Your surgical team is constantly striving to maintain a perfect safety record that patients expect and demand. It's a challenge they can't always meet, according to the findings that emerged from our patient safety survey of nearly 500 surgical facility leaders.
- Shortcuts. Nearly one-third of respondents say they see physicians and staff members taking shortcuts that could affect safety, either often (3%) or occasionally (27%), and only around one-fourth (24%) say they never see anyone taking shortcuts.
- Speaking up. While most respondents say staff members are comfortable speaking up when they see something that might compromise safety, many admit they sometimes hesitate.
- Time outs. Highly recommended and well-publicized measures intended to improve communication and safety such as time outs are still a long way from being universally accepted and adopted.
- Never events. Nearly half (44%) of respondents admit that their facilities have experienced a never event, such as wrong-site surgery.
- Arrogance. Most physicians, managers and nurses think they're better at their jobs than their co-workers think they are.
- Blame game.
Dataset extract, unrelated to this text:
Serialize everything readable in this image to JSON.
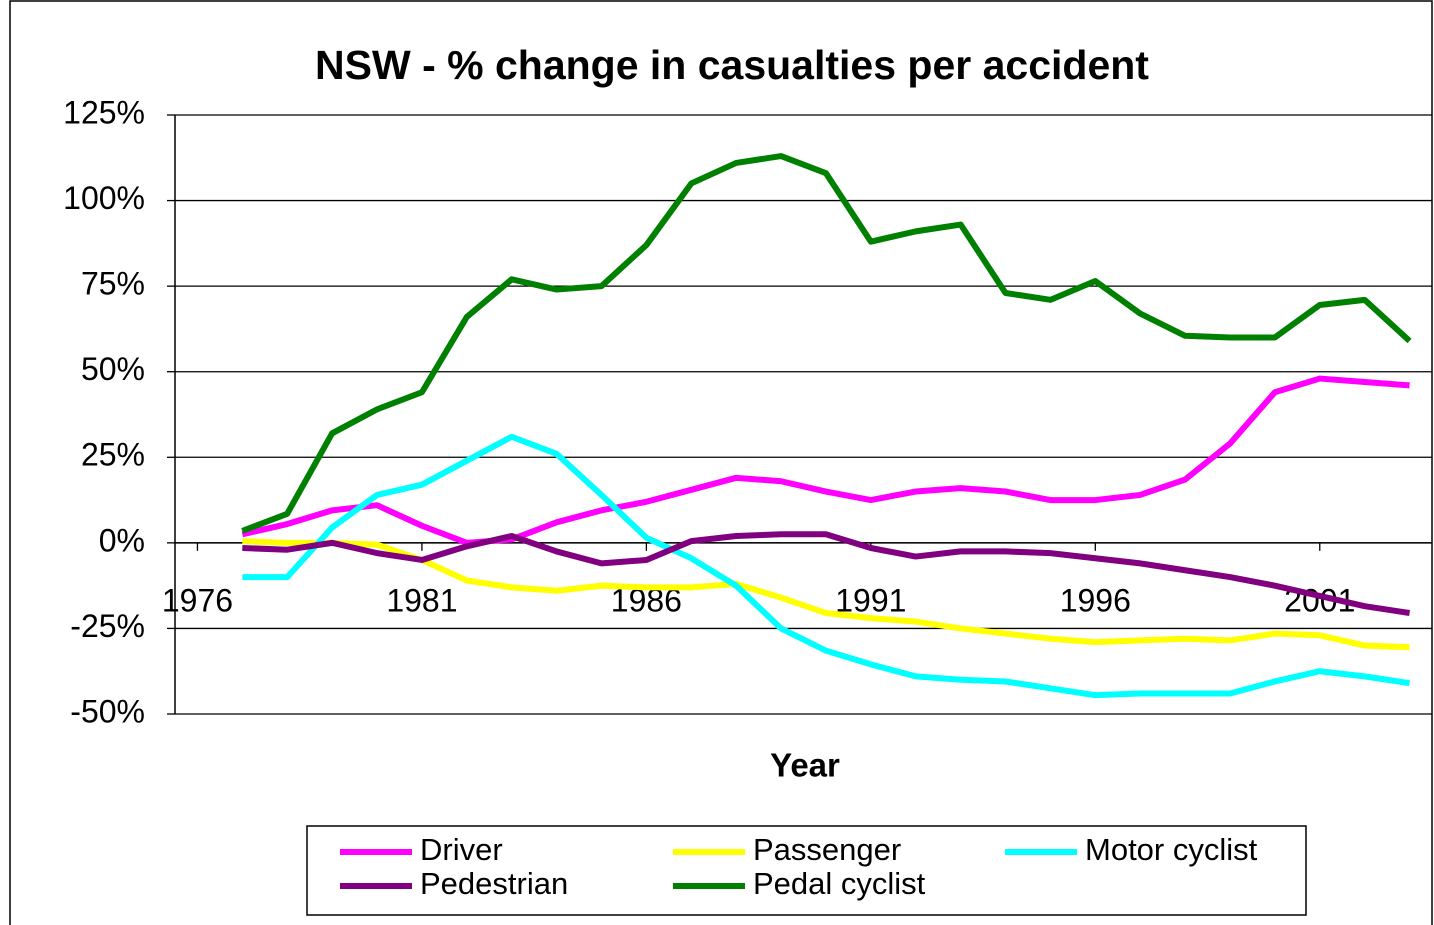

Most managers say they always emphasize learning over blame, but most nurses aren't sure that's true.
There's also some good news. More than 90% of respondents say they and their co-workers are always (73%) or usually (21%) actively looking for ways to improve patient safety. And those percentages are similar across the board for physicians, facility leaders, nurses and technicians.
With other issues, however, responses vary dramatically, depending on who's answering the question. For example, more than half of physicians (52%) and nearly two-thirds of facility leaders (64%) say everyone's ideas and suggestions are always encouraged, heard and valued. But only about one-third of nurses and technicians (32%) agree. "No one listens or has respect for other professionals' opinion or advice," one RN tells us. "We are to do what management says and not to think out of the box," insists another.